This week the Trump rally continued. Two out of the three indexes are flirting with record highs. It feels like the markets want to go even higher, so don’t pay attention to those who do not understand the dynamics that are playing out in the markets.
Question: what would you expect the stock market to do if the nation’s Gross Domestic Product (GDP) began to achieve a higher, more historically, normal growth rate, say between 3%-4%? The answer obviously would be stocks would climb much higher in 2017.
Interest rates would also move higher because bond holders would be concerned that all that growth would ignite inflation, and inflation, as you might suspect, is a bond holder’s worst enemy. Until recently, given the slow growth of the economy (1-2%) resulting in an inflation rate of less than 2%, bonds provided at least a modicum of real income–no longer.
Just picture what a robust economy in the U.S. would mean to foreigners. Our country would be the envy of the world. Assuming a 4% growth rate next year, this country would not be that far behind China’s 6.5% growth, which would really stun off-shore investors. That would make our currency a great investment. Strong economy, strong dollar, the two go together like apple pie and ice cream.

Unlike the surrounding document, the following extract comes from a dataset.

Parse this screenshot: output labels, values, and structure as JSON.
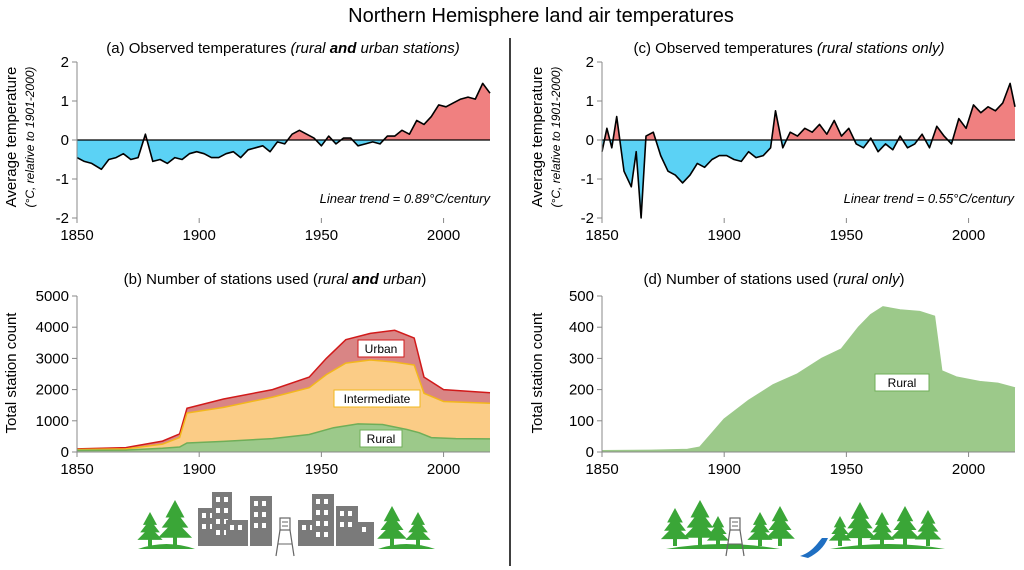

Now take a look at the markets this week. The greenback is reaching highs it hasn’t seen in 13 years. Interest rates have skyrocketed with the ten-year, U.S. Treasury note now yielding 2.28%. That’s a big jump from the 1.75% it was yielding on Election Day.
Finally, the stock market, led by the Dow Jones Industrial Average, has gained ground almost every day since the election. Why has the Dow led the other averages? Investors, rightly or wrongly, believe that the Dow is the best way of capturing the stocks that will benefit the most from a large government spending program in infrastructure.

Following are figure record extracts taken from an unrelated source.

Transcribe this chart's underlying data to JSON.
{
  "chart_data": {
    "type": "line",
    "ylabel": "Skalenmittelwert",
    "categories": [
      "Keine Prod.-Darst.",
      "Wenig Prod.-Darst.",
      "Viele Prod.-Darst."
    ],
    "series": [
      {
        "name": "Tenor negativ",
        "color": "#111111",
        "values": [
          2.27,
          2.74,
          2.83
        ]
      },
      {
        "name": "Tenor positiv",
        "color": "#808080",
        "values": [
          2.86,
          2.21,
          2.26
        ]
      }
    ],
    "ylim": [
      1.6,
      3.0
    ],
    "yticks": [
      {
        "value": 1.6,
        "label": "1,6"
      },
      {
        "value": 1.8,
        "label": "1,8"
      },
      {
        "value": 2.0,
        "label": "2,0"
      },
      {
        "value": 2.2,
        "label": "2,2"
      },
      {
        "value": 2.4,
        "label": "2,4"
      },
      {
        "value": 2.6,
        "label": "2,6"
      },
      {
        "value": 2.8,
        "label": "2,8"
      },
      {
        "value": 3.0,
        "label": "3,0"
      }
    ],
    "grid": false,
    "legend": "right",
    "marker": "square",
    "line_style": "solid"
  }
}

The entire premise that is fueling the stock market, interest rates and the dollar is that the new president, along with a Republican majority in both houses, will be able to launch a massive government spending program to resurrect the country’s aging infrastructure. This is something that the politicians, economists and voters have talked about for years.
Unfortunately, thanks to a divided congress, fears of expanding the deficit further, and just plain inertia of our legislatures, nothing has been done. Now, it can be, according to the wisdom of the market. If Donald Trump can deliver on his campaign promises and implement such a spending program, then the actions of the financial markets are entirely justified. The risk is he falls on his face.
That’s why investors are watching every move the Manhattan magnate is making. Clearly, Wall Street has been heartened by some of his early actions. Some potential cabinet member choices are experienced people. The right choices could go a long way in calming fears that his inexperience in both governing and foreign policy would be an enormous handicap.
And don’t forget the potential improvement in corporate earnings that would come from a tax cut, something the GOP would have little problem in getting through Congress. Depending on the size of such a cut, we might see a 6-8% improvement in earning’s results. That might convince some companies not only to repatriate some of the hefty profits they keep overseas, but could also convince companies, such as Apple, to move production (and good jobs) back to the states.
All of the above developments are why I believe that readers should remain invested with an eye to increasing your U.S. stock holdings at the expense of the bond portion of your portfolio.